EMMANUELLE HAÏM, Heureuse et inquiète

Fondatrice et directrice du Concert d'Astrée depuis quatorze ans, Emmanuelle Haïm, grande spécialiste du répertoire baroque, publie ce mois-ci un "Messie" de Haendel. Mais son ensemble, comme d'autres, est durement touché par les diminutions des subventions publiques.

L’année Rameau est sur le point de s’achever. Quel bilan en tirez-vous ?
Je le trouve très positif ! Avec le Concert d’Astrée, nous avons fait beaucoup de choses, Castor et Pollux à Dijon et à Lille par exemple, dans la mise en scène novatrice de Barrie Kosky. En septembre, à Dijon toujours, la journée Jean-Philippe Rameau a été une belle expérience : depuis Dardanus en 2009, nous voyons les Dijonnais se réapproprier peu à peu ce génie qui leur appartient en premier lieu. Et puis il y a eu une tournée en Chine très réjouissante.
Rameau en Chine ? Quelle a été la réception du public ?
Excellente. Nous avons présenté au French May de Hong-Kong un programme d’airs et de symphonies avec Kathy Watson, Anders Dahlin et l’orchestre, en petit effectif ­ cela fait des années que je monte de larges extraits de tragédies de Rameau, autour d’un ou deux personnages et d’un fil rouge servant de trame à une mini-narration.
Quels sont vos projets à l’opéra ?
Ils sont nombreux et très excitants, mais c’est encore top secret.
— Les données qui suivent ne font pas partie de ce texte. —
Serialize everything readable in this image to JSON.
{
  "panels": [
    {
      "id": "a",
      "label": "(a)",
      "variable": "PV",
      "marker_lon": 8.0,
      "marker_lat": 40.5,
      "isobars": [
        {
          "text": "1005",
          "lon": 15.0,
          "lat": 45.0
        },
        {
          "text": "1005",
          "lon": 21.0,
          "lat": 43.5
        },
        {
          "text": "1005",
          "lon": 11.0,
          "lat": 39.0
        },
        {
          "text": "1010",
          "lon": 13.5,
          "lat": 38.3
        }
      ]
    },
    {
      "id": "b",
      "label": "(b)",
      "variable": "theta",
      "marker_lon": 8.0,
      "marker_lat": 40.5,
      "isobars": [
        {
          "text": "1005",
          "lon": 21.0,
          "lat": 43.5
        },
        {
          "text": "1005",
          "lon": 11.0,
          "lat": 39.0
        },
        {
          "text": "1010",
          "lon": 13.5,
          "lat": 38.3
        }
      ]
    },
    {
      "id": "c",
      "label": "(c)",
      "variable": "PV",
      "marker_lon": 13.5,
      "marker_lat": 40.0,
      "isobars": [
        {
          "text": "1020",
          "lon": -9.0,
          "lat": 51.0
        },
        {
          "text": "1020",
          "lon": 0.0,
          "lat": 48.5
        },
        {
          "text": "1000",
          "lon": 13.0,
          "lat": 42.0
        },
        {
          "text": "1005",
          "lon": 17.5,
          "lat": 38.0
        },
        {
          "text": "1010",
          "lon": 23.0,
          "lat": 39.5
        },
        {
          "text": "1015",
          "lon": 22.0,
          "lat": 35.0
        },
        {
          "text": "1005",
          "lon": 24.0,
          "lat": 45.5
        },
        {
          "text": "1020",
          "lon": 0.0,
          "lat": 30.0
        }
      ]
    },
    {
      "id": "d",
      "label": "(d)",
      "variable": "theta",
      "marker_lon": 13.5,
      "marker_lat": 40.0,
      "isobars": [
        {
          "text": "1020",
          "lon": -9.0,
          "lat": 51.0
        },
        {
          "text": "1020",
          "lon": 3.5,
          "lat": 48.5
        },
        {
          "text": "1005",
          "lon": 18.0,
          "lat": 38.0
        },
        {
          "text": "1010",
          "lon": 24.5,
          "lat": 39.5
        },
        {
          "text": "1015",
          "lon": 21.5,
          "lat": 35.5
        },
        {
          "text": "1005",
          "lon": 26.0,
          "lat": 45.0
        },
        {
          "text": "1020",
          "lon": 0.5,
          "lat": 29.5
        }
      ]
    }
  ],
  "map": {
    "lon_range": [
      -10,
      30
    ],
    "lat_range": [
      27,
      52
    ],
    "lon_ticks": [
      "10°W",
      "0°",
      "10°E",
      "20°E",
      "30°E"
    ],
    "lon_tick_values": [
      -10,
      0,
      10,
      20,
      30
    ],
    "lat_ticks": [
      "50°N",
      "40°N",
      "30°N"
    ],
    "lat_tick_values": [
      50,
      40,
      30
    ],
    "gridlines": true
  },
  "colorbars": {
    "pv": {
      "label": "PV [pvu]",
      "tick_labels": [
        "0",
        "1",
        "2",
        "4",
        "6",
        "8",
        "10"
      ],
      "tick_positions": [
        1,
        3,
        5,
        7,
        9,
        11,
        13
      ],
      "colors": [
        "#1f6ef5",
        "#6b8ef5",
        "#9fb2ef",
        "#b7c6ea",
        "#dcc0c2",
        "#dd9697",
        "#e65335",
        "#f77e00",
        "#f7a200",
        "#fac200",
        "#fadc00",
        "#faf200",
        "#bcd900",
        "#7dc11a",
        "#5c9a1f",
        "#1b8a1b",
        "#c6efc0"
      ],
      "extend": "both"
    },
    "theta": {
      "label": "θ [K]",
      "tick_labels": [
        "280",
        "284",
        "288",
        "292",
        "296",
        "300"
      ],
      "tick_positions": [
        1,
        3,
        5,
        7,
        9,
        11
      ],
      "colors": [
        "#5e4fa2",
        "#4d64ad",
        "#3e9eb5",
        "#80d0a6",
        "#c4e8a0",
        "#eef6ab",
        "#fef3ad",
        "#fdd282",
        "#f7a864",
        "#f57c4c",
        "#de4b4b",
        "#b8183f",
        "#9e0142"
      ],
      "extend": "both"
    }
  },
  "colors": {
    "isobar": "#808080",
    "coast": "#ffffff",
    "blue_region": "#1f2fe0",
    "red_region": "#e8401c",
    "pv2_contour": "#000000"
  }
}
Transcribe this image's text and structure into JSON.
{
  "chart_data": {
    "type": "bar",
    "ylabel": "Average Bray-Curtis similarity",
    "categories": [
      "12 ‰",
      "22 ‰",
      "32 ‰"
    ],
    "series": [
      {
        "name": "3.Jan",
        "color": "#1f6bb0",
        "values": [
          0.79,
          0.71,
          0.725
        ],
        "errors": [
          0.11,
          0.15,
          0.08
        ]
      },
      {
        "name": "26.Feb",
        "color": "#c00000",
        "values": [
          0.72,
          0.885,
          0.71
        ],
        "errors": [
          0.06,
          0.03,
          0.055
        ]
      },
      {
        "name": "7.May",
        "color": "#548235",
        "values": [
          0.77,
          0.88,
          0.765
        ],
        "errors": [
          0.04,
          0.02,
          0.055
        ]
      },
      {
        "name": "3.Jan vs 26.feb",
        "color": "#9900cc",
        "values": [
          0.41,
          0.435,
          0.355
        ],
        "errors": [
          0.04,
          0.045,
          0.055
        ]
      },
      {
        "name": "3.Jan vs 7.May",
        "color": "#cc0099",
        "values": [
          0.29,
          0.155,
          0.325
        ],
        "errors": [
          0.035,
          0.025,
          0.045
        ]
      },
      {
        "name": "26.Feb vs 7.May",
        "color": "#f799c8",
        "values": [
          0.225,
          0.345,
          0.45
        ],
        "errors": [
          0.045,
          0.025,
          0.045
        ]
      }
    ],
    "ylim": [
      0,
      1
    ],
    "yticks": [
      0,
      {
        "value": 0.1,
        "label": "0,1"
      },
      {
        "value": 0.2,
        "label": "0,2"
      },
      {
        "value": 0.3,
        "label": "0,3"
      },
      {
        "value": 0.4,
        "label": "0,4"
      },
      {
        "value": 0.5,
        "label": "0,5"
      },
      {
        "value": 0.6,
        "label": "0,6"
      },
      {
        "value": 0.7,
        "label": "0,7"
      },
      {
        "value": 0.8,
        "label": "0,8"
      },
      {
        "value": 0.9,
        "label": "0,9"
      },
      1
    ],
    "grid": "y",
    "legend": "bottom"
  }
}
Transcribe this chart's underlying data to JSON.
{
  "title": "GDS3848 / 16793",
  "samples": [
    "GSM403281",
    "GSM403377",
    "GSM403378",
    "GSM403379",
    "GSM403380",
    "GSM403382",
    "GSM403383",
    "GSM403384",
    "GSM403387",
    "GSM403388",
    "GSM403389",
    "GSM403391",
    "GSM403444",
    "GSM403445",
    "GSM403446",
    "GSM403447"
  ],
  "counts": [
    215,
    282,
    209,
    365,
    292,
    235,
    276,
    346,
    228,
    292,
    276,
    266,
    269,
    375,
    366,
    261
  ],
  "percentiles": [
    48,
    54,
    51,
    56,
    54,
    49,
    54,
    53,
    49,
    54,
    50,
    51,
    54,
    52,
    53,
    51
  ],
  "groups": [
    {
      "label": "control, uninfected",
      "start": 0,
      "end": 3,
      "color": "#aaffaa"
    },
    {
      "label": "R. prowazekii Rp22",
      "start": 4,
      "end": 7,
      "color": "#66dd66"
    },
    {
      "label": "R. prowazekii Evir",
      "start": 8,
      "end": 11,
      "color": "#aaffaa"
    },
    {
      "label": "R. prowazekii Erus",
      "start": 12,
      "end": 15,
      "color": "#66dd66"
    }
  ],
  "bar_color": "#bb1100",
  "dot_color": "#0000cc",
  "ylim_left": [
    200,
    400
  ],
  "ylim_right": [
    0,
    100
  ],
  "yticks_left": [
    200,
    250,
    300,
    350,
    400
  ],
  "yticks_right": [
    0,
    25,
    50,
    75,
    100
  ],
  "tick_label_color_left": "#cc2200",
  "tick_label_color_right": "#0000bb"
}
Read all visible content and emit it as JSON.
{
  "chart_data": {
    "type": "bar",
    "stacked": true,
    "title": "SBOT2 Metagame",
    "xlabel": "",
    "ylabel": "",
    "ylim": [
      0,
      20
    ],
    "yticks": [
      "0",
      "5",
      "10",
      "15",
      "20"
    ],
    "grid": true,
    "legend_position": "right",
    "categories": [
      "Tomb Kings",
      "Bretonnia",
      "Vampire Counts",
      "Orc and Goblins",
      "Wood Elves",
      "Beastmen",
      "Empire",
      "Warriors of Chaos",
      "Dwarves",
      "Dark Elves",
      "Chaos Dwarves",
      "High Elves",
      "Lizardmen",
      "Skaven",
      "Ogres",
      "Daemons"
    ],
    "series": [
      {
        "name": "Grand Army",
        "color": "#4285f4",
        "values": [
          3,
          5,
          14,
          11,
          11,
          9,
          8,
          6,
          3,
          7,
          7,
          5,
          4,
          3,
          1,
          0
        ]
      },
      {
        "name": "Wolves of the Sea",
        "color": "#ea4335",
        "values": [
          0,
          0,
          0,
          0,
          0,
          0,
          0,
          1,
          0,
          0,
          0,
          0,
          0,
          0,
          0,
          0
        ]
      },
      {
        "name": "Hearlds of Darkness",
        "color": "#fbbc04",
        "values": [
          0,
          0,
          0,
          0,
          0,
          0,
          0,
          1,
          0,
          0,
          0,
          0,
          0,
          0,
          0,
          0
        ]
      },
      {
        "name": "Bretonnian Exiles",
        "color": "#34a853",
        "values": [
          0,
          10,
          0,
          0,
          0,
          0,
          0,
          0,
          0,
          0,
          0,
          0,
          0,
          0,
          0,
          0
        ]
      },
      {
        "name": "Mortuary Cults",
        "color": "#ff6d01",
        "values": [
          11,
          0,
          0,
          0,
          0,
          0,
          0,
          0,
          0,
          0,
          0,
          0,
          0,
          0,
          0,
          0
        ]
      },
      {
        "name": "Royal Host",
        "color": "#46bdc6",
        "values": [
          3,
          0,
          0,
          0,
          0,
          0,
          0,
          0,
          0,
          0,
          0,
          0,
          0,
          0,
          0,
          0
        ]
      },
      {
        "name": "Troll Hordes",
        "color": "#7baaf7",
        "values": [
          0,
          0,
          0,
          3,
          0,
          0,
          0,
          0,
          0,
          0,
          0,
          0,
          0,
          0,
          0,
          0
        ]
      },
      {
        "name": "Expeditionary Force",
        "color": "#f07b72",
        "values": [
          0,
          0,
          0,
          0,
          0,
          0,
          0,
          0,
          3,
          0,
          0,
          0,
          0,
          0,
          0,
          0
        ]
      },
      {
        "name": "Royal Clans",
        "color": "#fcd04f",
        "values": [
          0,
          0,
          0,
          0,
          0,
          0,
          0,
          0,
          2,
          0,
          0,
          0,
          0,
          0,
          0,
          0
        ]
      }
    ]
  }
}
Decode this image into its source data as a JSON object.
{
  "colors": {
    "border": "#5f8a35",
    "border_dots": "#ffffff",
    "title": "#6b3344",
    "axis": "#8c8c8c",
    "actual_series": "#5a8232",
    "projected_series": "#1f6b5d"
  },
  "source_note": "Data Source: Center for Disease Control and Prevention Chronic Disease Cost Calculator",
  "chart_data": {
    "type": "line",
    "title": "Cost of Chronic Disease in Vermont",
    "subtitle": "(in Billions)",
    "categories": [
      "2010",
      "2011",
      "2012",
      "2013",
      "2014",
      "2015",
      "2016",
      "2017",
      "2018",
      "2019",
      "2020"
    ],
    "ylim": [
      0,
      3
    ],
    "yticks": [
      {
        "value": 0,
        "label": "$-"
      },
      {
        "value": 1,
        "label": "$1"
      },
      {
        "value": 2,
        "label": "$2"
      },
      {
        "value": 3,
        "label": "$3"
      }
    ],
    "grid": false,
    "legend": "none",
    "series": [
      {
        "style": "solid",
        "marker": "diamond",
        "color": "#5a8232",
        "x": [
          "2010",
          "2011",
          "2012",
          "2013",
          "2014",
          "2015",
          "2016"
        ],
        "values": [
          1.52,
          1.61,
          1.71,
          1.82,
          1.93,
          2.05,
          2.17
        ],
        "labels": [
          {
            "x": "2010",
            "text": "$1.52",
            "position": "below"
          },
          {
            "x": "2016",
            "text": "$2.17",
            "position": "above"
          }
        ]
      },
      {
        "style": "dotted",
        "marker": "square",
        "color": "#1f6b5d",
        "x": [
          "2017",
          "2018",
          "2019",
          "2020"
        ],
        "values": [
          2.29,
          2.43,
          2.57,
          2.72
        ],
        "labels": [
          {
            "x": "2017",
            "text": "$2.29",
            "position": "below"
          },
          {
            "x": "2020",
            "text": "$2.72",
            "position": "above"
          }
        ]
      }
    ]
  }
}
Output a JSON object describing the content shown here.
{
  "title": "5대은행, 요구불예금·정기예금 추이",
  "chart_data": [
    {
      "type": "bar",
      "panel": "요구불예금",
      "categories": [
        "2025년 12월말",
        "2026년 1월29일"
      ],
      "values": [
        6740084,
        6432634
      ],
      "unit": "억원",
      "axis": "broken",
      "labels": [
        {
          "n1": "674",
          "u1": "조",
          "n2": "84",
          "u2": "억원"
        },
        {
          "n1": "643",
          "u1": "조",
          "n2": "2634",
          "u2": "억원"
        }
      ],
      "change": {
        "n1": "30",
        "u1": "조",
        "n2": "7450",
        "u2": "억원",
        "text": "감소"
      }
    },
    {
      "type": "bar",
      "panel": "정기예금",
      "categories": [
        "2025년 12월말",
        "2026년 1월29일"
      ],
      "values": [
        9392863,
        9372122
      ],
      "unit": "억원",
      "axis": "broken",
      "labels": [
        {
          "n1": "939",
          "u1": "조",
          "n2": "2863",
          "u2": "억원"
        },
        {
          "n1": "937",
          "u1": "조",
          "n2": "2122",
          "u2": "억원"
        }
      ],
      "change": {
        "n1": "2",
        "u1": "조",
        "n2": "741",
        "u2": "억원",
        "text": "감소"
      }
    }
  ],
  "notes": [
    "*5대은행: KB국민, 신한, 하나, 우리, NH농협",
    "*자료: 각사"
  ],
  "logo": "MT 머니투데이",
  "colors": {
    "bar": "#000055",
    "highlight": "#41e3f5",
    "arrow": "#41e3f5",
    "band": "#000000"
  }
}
Rendez-vous aux annonces des saisons !! En attendant, vous pouvez nous retrouver à l’Opéra de Lille pour Idoménée de Mozart dans la mise en scène de Jean-Yves Ruf, et avec la première Électre de Patrizia Ciofi.
Et la production d’Hippolyte et Aricie de l’Opéra de Paris ?
J’ai été très heureuse de la parution en DVD de cette production et j’espère qu’il y aura des reprises de ce très beau spectacle.
Votre version du Messie de Haendel paraît actuellement ; elle vient assez tard dans votre discographie, non ?
Il y a beaucoup d’excellentes versions du Messie. De nombreuses ont été réalisées par des Britanniques,pour qui cette oeuvre fait partie intégrante de leur patrimoine culturel. Alors vous y réfléchissez à deux fois avant de dire oui. Le projet m’avait déjà été proposé, mais je l’avais refusé. J’avais besoin de temps. Et puis quelle version choisir ? Quels effectifs ? Quels solistes et combien ? Cette fois, tous les éléments étaient réunis : je me suis entourée de solistes anglais et aussi de la partie anglaise du choeur du Concert d’Astrée, car la langue anglaise est très difficile à chanter, et c’est la version de 1752 avec quatre solistes que nous avons enregistrée.
Comment évolue la résidence du Concert d’Astrée à l’Opéra de Lille ?
Nous y avons donné notre premier concert en décembre 2003 avec le Magnificat et le Dixit Dominus. En dix ans, notre implication a été sans cesse plus grande dans la région nordiste. Avec le soutien de la ville et du département, en marge des spectacles à l’Opéra, nous menons, hors les murs, des actions sociales et éducatives auxquelles nos musiciens trouvent beaucoup de sens. Pour autant, il est parfois compliqué de se projeter, en raison des aléas des subventions. En juin, nous avons perdu 220 000 euros de subventions du jour au lendemain. C’est considérable, et cela a beaucoup fragilisé la programmation.